C’eſt à ce philosophe qu’on croit qu’eſt due la découverte de la cauſe des éclipſes ; il paroît être le premier qui ait annoncé que la lune étoit habitée, que le ſoleil étoit une maſſe de feu ou de matière enflammée. Cependant il ne paroît pas avoir eu une juſte idée de ſa groſſeur, puiſqu’il comparoit cet aſtre à la grandeur du Péloponèſe. Selon lui, les aſtres étoient des corps ſolides, peſans, & ſemblables aux pierres ; s’il avoit reſtreint cette idée aux planètes, il auroit connu une vérité importante. Pour expliquer comment des corps auſſi lourds & peſans pouvoient ſe ſoutenir dans l’air & ne pas tomber, il avoit recours au mouvement circulaire qui les retenoit dans leurs orbites reſpectives. Les cieux, ſelon lui, étoient auſſi de pierre, ſans doute tranſparente. Remontant enſuite à l’origine des choſes, il aſſura que l’auteur de la nature a créé des homœméries ou parties ſimilaires, jouiſſant naturellement d’une tendance propre à ſe réunir ſelon les circonſtances. On voit par ce court expoſé, que les opinions de ce philoſophe contiennent un mélange de vérités & d’abſurdités. L’hiſtoire de l’eſprit humain nous fournit des preuves trés-multipliées que les choſes ont toujours été telles.
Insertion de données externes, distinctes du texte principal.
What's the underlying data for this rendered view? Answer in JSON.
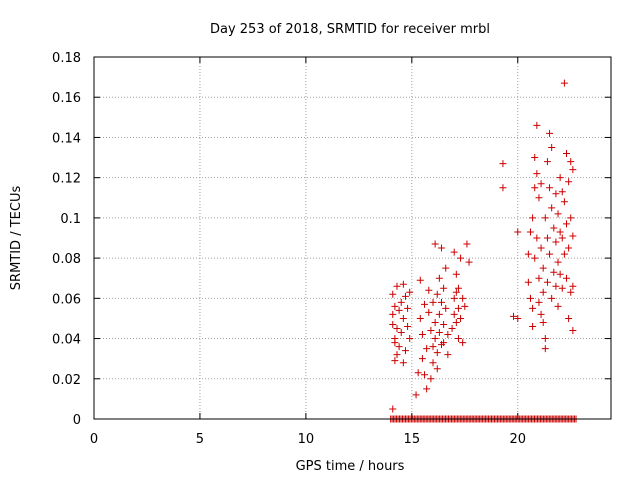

Anaxagore fut perſécuté pendant sa vie, & accuſé injuſtement d’impiété. Le gouvernement d’Athènes le fit renfermer dans une priſon obſcure, & ſans le crédit de Périclès, il auroit perdu le jour. Ce n’eſt pas la ſeule victime que la philoſophie ait offert à l’envie. Étant exilé, il ſe retira à Lampſaque, où ſes élèves vinrent le trouver. Près de ſes derniers momens, on lui demanda s’il ne ſeroit pas charmé d’être enſeveli dans Claſomènes ſa patrie : Cela eſt inutile, répondit-il, le chemin qui mène aux enfers eſt auſſi long d’un lieu que d’un autre. Ce philoſophe mourut l’an 460 avant J. C. âgé de 72 ans. On éleva ſur ſa tombe deux autels, l’un conſacré à la vérité, l’autre au bon ſens.